The Supreme Court’s 1998 decision says that the opinions of judges should be sent to the Law Ministry and Cabinet and even disclosed to a recommended judge whose appointment has been shot down by the Cabinet. The Cabinet’s deliberations are exempt from RTI, but the Supreme Court’s paper work is not.

As things stand, the people of India are baffled at judicial appointments even, and especially, to the Supreme Court. Justice AP Shah, Chief Justice of Delhi – arguably one of the best judges in India has not been elevated to the Supreme Court. Why? Is it because of an intuitive needle of suspicion festering in one or two members of the collegium. In recent years, while making appointments to the higher judiciary, the Supreme Court’s criteria of seniority or exceptional merit have been flouted on the basis of personal preference.

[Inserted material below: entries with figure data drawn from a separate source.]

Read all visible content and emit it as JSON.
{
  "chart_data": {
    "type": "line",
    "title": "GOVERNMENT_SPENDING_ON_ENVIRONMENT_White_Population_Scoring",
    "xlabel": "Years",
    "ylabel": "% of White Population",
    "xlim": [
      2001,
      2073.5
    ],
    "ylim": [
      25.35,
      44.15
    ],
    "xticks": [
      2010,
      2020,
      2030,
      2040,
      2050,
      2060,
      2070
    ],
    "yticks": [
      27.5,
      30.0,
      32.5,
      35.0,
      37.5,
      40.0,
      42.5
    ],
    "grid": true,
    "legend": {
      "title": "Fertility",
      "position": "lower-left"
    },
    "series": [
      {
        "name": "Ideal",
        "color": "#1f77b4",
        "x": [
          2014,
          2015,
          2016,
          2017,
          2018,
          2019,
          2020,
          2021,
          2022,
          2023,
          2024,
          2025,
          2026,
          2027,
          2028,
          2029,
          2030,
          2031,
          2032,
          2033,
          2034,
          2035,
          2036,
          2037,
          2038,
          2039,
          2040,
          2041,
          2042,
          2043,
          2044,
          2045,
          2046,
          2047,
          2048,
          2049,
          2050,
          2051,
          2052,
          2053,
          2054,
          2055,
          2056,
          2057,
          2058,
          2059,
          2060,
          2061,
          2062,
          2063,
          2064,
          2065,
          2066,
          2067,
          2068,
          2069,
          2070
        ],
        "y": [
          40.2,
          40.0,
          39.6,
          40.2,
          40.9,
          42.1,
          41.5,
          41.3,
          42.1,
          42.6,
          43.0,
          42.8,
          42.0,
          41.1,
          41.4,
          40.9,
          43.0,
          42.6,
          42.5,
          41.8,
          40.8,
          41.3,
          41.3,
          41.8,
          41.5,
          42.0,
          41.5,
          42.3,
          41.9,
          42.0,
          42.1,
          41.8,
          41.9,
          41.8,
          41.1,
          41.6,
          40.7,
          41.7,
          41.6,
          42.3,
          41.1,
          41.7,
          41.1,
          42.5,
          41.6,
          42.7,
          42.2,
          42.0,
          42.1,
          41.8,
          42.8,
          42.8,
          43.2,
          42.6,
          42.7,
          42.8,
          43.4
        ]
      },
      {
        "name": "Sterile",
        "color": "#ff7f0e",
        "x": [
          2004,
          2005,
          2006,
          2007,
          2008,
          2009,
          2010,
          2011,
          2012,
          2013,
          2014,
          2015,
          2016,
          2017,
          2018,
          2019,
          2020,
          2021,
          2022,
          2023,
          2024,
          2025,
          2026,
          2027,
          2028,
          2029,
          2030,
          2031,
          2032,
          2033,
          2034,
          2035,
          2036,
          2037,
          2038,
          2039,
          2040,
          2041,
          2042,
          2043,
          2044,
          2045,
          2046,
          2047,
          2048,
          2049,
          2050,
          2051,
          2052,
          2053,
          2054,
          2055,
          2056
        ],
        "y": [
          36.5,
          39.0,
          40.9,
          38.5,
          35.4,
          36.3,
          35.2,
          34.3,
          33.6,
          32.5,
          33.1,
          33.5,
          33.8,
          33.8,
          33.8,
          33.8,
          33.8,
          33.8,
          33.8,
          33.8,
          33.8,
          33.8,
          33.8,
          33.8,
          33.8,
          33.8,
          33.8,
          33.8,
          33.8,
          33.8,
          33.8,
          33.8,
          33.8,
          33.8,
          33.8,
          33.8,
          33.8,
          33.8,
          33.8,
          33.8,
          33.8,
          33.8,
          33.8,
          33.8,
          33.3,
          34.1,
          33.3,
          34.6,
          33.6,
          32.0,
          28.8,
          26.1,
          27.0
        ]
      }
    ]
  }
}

Basically, the Supreme Court and judiciary are highly secretive, but hugely empowered high profile institutions. Justice Bhatt steps in the right direction. The real controversies will follow about appointments complaints made against judges to the High Court or Supreme Court and even assets declaration.

Will the Supreme Court, a litigant before Justice Bhatt, appeal to the Delhi High Court Division Bench; and, then to the Supreme Court in its own cause. It should not. But, that drama is yet to unfurl. Wisdom not obstinacy or grudges should rule the future.